The isolated fact itself of disease being widely extended in the absence of particulars, after proving that some cause existed, should legitimately go to create a suspicion, that the cause or causes which had produced the first cases, and acted as the ordinary springs of the malady, were continuing to operate on other individuals. Such would be known to be capable of producing the effect observed, for the satisfactory reason, that it or they had already accomplished it. How much more wise, under such circumstances, it would be to suspect the continuance of that influence with the continuance of effects identically the same as it or they had already produced, than to call in a principle whose only evidence of existence was the presence of effects, the same as had been only a short time before produced by a different agency, and of whose removal or absence there was not a particle of proof.

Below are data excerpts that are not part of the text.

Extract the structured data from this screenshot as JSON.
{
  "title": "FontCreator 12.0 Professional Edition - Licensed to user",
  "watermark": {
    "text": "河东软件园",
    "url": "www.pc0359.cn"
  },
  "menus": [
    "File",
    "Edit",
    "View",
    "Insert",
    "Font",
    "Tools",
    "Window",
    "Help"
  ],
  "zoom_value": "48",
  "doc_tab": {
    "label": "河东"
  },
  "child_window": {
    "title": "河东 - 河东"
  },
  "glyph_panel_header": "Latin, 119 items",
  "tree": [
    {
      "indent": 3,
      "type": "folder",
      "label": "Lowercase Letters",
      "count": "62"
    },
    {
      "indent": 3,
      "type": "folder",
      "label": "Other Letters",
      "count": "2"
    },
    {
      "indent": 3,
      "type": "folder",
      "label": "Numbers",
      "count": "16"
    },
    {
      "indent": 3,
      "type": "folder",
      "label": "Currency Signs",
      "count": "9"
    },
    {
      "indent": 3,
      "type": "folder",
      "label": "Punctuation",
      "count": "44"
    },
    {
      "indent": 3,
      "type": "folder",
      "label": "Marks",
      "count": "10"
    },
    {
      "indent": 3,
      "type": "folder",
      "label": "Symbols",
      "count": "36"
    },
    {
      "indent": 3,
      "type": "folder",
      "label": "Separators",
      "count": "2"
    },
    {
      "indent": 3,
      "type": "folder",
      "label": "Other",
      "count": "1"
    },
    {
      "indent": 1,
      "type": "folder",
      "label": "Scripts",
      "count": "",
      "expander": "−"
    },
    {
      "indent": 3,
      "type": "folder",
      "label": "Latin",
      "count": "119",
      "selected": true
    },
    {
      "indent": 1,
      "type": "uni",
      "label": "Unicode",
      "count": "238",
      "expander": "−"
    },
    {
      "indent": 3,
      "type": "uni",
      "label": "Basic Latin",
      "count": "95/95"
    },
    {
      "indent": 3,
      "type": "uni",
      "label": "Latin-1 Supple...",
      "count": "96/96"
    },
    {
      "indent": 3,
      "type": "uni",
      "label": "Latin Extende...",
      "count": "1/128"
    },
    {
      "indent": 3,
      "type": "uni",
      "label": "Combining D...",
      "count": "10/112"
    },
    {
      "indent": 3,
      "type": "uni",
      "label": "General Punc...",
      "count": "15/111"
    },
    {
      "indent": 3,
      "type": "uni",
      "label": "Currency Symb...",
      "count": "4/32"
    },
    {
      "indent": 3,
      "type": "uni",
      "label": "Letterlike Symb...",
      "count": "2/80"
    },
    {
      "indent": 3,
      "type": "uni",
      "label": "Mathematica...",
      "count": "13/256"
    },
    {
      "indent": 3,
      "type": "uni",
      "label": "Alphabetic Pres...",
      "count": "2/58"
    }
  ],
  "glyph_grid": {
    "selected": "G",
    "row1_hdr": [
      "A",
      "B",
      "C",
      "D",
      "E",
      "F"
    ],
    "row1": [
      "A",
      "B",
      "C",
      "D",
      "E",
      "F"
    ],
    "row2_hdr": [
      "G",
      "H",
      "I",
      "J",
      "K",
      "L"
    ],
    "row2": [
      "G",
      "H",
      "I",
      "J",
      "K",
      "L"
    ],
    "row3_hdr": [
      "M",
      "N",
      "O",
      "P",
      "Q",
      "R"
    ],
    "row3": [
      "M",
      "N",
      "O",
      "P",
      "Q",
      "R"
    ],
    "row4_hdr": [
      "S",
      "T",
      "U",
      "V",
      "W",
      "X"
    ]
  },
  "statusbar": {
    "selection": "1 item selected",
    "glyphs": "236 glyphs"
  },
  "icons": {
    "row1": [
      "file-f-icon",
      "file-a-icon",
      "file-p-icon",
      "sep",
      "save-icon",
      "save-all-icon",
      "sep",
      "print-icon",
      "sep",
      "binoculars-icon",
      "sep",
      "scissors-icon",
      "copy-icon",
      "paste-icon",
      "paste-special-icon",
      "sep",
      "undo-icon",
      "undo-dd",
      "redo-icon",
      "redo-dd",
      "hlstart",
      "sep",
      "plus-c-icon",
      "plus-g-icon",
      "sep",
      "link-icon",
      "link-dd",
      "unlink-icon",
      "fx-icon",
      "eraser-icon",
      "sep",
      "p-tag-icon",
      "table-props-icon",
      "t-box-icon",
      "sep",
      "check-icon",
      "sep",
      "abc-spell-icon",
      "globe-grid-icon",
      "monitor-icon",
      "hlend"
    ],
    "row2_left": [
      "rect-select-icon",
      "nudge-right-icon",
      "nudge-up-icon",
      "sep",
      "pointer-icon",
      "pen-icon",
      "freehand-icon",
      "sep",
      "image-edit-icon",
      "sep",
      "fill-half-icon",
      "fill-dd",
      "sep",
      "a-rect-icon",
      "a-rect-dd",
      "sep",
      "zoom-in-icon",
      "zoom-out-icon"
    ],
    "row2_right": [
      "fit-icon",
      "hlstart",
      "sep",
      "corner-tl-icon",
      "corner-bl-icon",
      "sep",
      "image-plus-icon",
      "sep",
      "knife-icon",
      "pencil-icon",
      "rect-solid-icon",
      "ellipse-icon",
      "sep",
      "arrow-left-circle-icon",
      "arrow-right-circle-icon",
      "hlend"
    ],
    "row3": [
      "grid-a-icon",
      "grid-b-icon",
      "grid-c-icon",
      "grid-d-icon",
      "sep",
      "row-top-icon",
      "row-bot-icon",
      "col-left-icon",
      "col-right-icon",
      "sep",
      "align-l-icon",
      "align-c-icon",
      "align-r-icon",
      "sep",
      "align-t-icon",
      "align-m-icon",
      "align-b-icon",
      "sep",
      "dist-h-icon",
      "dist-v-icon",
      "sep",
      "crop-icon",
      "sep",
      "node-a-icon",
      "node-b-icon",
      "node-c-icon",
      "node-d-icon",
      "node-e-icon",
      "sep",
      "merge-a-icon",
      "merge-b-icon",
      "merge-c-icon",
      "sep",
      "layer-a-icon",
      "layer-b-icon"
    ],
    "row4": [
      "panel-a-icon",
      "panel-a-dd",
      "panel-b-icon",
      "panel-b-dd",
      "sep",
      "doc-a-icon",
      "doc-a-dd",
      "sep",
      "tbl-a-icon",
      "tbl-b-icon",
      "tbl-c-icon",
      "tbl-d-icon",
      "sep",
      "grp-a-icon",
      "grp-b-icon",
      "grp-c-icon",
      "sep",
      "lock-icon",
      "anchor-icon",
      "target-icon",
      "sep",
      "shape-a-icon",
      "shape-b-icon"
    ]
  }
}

But a little inquiry will, on most occasions, elicit the fact, that some pestiferous influences exist; and it will, in general, be soon enough to pronounce on the probable causes of a distemper after that investigation has been made.

Disease in general, unconnected with alterations in the texture of the organs, is neither more nor less than a derangement of the functions performed by the body; and as it partakes of a general or local character, so the disease is either local or general; and, as it relates to functions, more or less important, so it is more or less dangerous.

It must be obvious, that a machine so nicely balanced, so complicated and so exquisitely wrought as the human body, must be liable, on many occasions, to have its operations impeded and deranged; and, although sometimes said to be a little world of itself, still, it is dependent on surrounding agencies. It requires a pure atmosphere for respiration, food to supply the waste it continually suffers, and drink to appease thirst, and to take the place of the fluids that are constantly draining from it.

The human body is necessarily brought in contact with the external world; and many are the injuries it suffers therefrom, both directly and remotely.